World Cup – and experiences remembered

by Michael on 2 July, 2014

One of the advantages of age, pre senility anyway, is experiencing a lot more things than most people still working in direct marketing, or indeed anywhere. And the World Cup always starts me reminiscing.

Yes, I remember 1966 and not only remember it, but exactly where I watched it. Well, not exactly, but it was in a bar in Mainz in Germany. We were on a school trip, and a pal and I managed to find a bar where we could watch the game, and were in there first, way before kick off. We were also under aged, at least for the UK, but started with a beer each which was chalked on the side of the beer mat. When we left about 3 hours later, we had 8 chalks each. And as the bar filled up, we weren’t really aware that there were 2 English kids at the best table surrounded by a roomful of German locals. So we cheered when we scored and got a big surprise at the huge, guttural roar (stereotyping yes, true yes) when they scored. But nobody bothered us or said a word, and I think they’d all left by the time we’d paid and staggered back to where we were staying, with barely a soul in sight. Not sure we’d be as safe now.

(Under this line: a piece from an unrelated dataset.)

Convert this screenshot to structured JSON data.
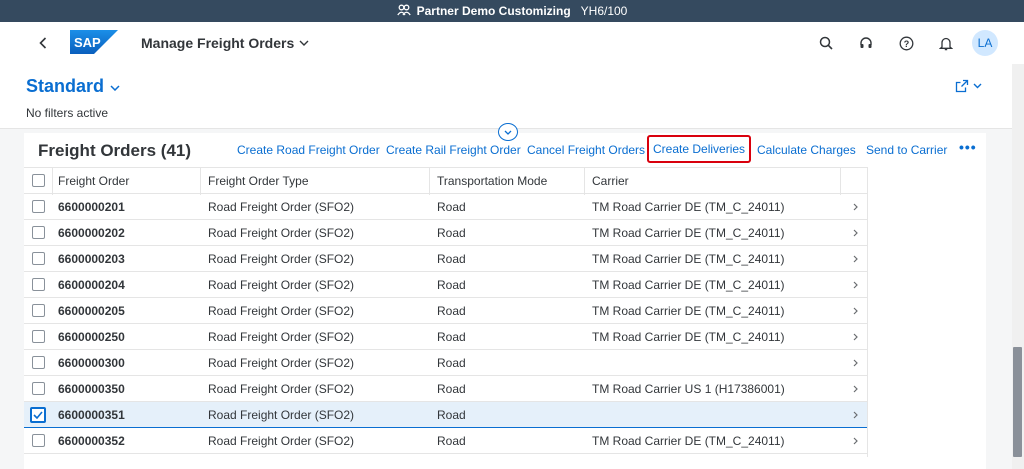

So maybe that’s a tale for our times, but anybody under 55 or so won’t have the experience of remembering  England winning the World Cup, and indeed may well never have that pleasure in their lifetime. So there!

And for me, if we do ever win the World Cup again in my lifetime, it’s a repeat experience. And that’s what I see in a lot of the so-called breakthroughs and innovations in direct and digital marketing these days. One person’s breakthrough is another person’s re-inventing the wheel, and there is so much of that going on because of the lack of real experience across direct marketing. So I’m delighted to see that some emailers are now getting into proper testing and seem to be catching up quickly. They’ve probably caught up 10 years in the last couple of years, which sort of puts them in the mid to late 1980’s in comparison to direct mail at the time, although their database marketing  skills bear more comparison with the early 1980’s.

Clearly, we are in a different, multi-channel, much faster moving world, and many of the parameters need to be more agile and much faster in terms of reacting, but the core principles around lifetime value concepts, key to mail order and similar 30 years ago, still exist. It is impossible to measure the core data skill sets of an industry in comparison to 30 years ago, and it is obviously now a lot more complicated, and maybe it’s simply that in the 1980’s, we had a single channel to cover and we worked on life time values over 5 years, so we had the time and reason to learn. And maybe in some companies it is just as sophisticated but not as much at the forefront, behind a plethora of new opportunities and channels. Where data isn’t seen to be core to a business though, a lot of what used to be standard practice has simply disappeared.

Of course the expertise still exists, but having spent the last 10 years criticising digital expertise for existing in departmental silos, it seems to me that data expertise is now in silos of its own, rather than industry wide.